Parenting makes you soft
I’m a horror movies, and books, fan for like forever. I’ve liked them even when I was small kid. I was scared like hell, but I’ve still wanted to watch them as they’ve had this special magnetism. Then I’ve started to read books and of course fell in love with Stephen King’s writing. This guy could write manual to VCR and I would still read that. After some time I’ve become immune to the fear presented in picture or by letters in the book. I’ve still enjoyed them much, but they weren’t able to shock me anymore. Of course there were exceptions, like Philosophy of a Knife. Which is this kind of movie I feel that after watching it something would irreversibly switch in my head. And I don’t want that. But this is rather hardcore example. I can watch Hostel or Saw and eat anything I like.
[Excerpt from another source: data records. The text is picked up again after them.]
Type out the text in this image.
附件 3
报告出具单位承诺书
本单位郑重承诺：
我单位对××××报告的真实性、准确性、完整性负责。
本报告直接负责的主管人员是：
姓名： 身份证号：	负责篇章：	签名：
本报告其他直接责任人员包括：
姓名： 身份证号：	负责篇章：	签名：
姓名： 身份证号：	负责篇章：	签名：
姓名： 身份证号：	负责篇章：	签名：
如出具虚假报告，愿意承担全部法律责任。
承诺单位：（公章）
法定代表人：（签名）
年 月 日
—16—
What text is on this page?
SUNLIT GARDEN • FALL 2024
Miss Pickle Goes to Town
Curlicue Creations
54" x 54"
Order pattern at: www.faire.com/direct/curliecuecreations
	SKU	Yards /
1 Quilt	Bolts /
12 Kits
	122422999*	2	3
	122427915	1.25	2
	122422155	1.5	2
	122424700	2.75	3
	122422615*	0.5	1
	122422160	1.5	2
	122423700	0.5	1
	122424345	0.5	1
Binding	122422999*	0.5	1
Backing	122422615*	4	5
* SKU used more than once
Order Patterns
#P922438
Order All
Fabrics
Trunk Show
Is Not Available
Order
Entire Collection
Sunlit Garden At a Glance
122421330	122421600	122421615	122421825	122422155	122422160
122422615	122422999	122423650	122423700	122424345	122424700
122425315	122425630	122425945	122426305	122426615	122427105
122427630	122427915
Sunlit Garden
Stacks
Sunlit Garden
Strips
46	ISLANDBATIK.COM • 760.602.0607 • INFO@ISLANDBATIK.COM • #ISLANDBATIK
Yesterday I’ve noticed that things changed. After watching Sinister which was quite alright despite it’s flaws, I’ve used “People who liked this also liked…” functionality on IMDB and found The Poughkeepsie Tapes. I’ve decided to give it a try. I’ve watched it for few minutes, it looks like The Blair Witch Project which is not necessary my favorite type of presentation, but can be interesting. And then it happened. The killer, who was recording his every move on tape, stopped near the house where little girl was playing on the front yard. He started to talk with her and…
And that’s it. I couldn’t go any further. I’m now a father and I just couldn’t stand to see cruelty against the child. This part of my psyche has been cured apparently. I’m no longer insensitive freak who can watch just about anything. Now there is a new border in my brain which I don’t want to cross. Do I miss the previous state? Don’t know, but I definitely love the new one. It’s rewarding and to be more sensitive is nothing to be ashamed of.